The Wall of Winnipeg and Me(15)

by Mariana Zapata

I cleared my throat, telling myself I didn’t need to count to ten, or even five. “Where?” My voice came out in a slight croak.

“In El Paso yesterday. He was visiting his in-laws this weekend with Louie and Josh, and said he saw her at the grocery store by the old neighborhood.”

One, two, three, four, five, six, seven.

Nope. That wasn’t enough.

I had to start counting all over again, all the way to ten the second time. A thousand different thoughts went through my head at the mention of Susie’s name, and they were all pretty terrible. Each and every single one of them. It didn’t take a genius to know what she was doing in the old neighborhood. Only one person who we both knew still lived there. I could still remember our old stomping ground so clearly.

It was where Diana and I had met. Back when I lived with my mom, Diana’s family had lived next door to us. They’d had the pretty house—the freshly painted blue one with white trim and a nice lawn—the dad who played with his kids outside, and the mom who kissed boo-boos. The Casillas were the family I had always wanted when I’d been a kid, when things had been at their worst, and the only thing I found consolation in was my notebook, not the mess within the walls of my house.

Diana had been my best friend for as long as I could remember. I couldn’t count the number of times I’d eaten over at their house with my little brother until Mom had lost custody of us. Diana had always done what my own family didn’t, and that was watch out for me. She was the one who had found me—Stop it. Stop it. It wasn’t worth the energy it took to think about things in the past I was over. It really wasn’t.

“Huh. I had no idea she was back.” My voice sounded just as robotic aloud as it sounded in my head. “I just talked to my mom a week ago and she didn’t say anything.” Diana knew I was referring to my real mom, the person who had actually given birth to me and my four other siblings, not my foster mom of four years who I still kept in touch with.

At the mention of my birth mom, Diana made a small noise I almost missed. I knew she didn’t understand why I bothered trying to have a relationship with her. Honestly, half the time I regretted it, but that was one of those rare things I never told the person I was closest to in the world because I knew what she would say and I didn’t want to hear it.

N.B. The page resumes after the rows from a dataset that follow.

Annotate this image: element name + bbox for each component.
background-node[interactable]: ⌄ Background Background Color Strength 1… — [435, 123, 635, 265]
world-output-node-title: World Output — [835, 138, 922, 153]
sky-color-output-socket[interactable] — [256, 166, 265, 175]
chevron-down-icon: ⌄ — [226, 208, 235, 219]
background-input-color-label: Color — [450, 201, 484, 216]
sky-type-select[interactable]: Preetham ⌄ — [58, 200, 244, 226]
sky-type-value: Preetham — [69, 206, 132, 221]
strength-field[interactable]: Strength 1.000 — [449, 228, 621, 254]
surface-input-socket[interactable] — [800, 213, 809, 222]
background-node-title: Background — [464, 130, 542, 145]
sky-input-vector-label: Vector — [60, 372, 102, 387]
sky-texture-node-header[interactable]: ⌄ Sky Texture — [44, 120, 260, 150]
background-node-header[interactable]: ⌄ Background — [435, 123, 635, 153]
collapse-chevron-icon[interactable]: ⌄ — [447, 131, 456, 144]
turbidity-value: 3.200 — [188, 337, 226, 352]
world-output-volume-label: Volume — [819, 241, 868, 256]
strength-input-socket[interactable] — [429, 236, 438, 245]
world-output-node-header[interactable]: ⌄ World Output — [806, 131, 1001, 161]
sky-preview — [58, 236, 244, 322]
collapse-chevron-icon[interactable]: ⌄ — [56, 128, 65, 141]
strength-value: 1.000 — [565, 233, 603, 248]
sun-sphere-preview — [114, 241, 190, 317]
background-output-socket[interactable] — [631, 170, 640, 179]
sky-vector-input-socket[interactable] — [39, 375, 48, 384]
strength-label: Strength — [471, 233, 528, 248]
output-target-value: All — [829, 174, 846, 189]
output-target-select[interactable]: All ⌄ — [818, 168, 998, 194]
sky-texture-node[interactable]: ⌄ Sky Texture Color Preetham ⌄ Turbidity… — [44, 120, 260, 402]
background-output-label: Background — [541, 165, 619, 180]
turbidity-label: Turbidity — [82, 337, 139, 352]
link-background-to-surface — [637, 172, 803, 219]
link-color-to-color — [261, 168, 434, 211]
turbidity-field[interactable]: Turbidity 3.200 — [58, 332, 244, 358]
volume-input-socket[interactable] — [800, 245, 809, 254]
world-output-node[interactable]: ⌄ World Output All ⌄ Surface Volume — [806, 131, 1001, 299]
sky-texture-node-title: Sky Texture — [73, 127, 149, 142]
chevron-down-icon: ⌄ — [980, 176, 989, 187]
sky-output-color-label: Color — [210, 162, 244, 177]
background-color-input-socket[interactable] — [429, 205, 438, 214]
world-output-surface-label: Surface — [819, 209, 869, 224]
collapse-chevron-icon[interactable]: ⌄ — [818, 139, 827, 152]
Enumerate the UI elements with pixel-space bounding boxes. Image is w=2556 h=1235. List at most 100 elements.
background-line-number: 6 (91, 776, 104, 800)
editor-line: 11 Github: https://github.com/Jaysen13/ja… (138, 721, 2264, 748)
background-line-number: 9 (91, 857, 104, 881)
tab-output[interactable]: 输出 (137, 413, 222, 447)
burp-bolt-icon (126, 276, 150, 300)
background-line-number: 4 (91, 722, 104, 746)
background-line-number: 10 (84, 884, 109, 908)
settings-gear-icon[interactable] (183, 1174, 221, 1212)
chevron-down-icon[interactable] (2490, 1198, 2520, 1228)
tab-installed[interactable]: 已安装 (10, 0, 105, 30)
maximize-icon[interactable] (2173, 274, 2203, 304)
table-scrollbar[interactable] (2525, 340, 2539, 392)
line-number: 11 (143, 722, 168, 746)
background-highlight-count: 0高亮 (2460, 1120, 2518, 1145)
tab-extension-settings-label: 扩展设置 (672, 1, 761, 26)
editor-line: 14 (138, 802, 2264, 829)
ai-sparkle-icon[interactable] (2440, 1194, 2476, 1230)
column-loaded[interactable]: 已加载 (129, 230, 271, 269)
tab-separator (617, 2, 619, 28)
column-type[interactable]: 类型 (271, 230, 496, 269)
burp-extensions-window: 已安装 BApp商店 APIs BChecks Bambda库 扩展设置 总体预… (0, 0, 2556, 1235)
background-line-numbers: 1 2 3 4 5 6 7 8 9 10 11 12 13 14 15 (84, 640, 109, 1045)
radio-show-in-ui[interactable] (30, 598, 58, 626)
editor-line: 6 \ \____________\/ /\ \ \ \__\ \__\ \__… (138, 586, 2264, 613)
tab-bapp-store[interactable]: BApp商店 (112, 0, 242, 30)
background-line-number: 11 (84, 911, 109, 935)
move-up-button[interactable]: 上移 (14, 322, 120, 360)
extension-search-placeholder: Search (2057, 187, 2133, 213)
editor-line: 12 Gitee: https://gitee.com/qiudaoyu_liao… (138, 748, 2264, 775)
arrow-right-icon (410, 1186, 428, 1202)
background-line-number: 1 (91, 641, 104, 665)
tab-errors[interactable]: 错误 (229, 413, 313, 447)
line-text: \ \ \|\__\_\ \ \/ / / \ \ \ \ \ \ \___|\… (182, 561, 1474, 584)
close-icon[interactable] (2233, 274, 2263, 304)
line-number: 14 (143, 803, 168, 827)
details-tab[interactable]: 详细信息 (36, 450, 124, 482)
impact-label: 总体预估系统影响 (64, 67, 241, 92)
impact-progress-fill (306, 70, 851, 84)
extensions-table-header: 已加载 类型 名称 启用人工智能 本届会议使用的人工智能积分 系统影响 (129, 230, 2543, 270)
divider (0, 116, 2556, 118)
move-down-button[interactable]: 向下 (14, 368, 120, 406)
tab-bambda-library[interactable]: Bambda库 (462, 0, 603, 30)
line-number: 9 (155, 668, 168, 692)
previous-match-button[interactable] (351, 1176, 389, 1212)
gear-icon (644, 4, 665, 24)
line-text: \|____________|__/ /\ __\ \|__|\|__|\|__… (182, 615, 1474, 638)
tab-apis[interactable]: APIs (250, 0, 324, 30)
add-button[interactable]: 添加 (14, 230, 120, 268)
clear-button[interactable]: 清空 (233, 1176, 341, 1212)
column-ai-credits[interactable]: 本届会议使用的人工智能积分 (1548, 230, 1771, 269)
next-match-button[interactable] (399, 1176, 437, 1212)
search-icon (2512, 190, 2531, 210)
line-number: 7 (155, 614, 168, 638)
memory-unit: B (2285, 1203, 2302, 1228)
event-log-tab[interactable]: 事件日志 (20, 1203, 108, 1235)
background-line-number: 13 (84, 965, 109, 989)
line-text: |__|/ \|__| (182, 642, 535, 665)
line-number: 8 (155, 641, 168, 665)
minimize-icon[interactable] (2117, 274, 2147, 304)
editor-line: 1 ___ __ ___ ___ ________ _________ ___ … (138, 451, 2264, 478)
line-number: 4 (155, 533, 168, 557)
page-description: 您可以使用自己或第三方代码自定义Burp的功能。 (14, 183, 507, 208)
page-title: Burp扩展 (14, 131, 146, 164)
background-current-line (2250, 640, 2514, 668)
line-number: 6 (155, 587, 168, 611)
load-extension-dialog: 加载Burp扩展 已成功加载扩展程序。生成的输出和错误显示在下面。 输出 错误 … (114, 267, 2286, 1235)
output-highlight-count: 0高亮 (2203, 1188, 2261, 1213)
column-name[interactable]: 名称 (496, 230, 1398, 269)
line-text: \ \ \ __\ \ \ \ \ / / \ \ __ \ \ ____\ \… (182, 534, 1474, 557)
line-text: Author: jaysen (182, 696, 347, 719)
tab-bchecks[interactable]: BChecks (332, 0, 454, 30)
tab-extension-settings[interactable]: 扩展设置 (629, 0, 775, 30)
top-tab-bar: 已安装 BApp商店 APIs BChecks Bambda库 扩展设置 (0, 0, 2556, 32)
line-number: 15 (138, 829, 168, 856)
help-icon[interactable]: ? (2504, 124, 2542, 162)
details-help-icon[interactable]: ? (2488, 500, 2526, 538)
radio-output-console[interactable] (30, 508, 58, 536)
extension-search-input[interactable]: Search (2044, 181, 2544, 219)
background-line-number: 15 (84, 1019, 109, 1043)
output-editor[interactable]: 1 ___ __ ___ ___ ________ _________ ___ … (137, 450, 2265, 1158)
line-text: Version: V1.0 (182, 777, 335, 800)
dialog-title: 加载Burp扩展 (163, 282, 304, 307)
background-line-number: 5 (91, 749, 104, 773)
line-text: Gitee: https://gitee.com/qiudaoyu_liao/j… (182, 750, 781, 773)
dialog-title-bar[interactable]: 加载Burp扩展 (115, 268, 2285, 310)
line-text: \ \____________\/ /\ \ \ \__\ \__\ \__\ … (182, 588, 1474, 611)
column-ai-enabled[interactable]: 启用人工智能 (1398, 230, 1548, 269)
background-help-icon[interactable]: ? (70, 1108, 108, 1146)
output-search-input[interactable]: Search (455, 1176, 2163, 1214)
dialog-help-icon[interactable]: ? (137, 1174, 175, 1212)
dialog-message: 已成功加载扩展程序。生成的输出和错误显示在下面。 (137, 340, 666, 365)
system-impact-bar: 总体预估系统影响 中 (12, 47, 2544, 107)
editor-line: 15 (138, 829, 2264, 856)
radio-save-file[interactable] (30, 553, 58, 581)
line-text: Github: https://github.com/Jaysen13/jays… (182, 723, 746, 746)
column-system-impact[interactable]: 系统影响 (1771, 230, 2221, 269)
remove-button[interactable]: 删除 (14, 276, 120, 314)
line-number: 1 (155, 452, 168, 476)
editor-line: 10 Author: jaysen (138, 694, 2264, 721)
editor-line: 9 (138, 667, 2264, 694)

“I figured you would want to know in case you were planning on visiting,” she finally said in kind of a mutter.

I didn’t visit El Paso often, but she was right. I definitely wouldn’t want to go now that I knew who was there.

“I really have to go in a sec, Vanny,” my best friend quickly added before I could say anything. “But did you tell Miranda you’re leaving?”

The ‘Miranda’ went in one ear and out the other. I’d been calling him that for so long, it sounded so natural it didn’t even register. “I just told him yesterday.”


She couldn’t just let me sulk in my reality. “Nothing.” There was no point in lying or making something up that would make me seem more important to Aiden than I was. While I didn’t tell anyone a whole lot about him because of the non-disclosure agreement I signed when I first started working for him, Diana knew enough to get why his name was saved on my personal phone under Miranda Priestly from The Devil Wears Prada.

“Oh,” was her disappointed response.

Yeah. I thought so too.

“He’ll miss you once you’re gone. Don’t worry about it.”

I highly doubted that.

“Okay, I gotta go, my client is here. Call me later, Van-Van. I get off work at nine.”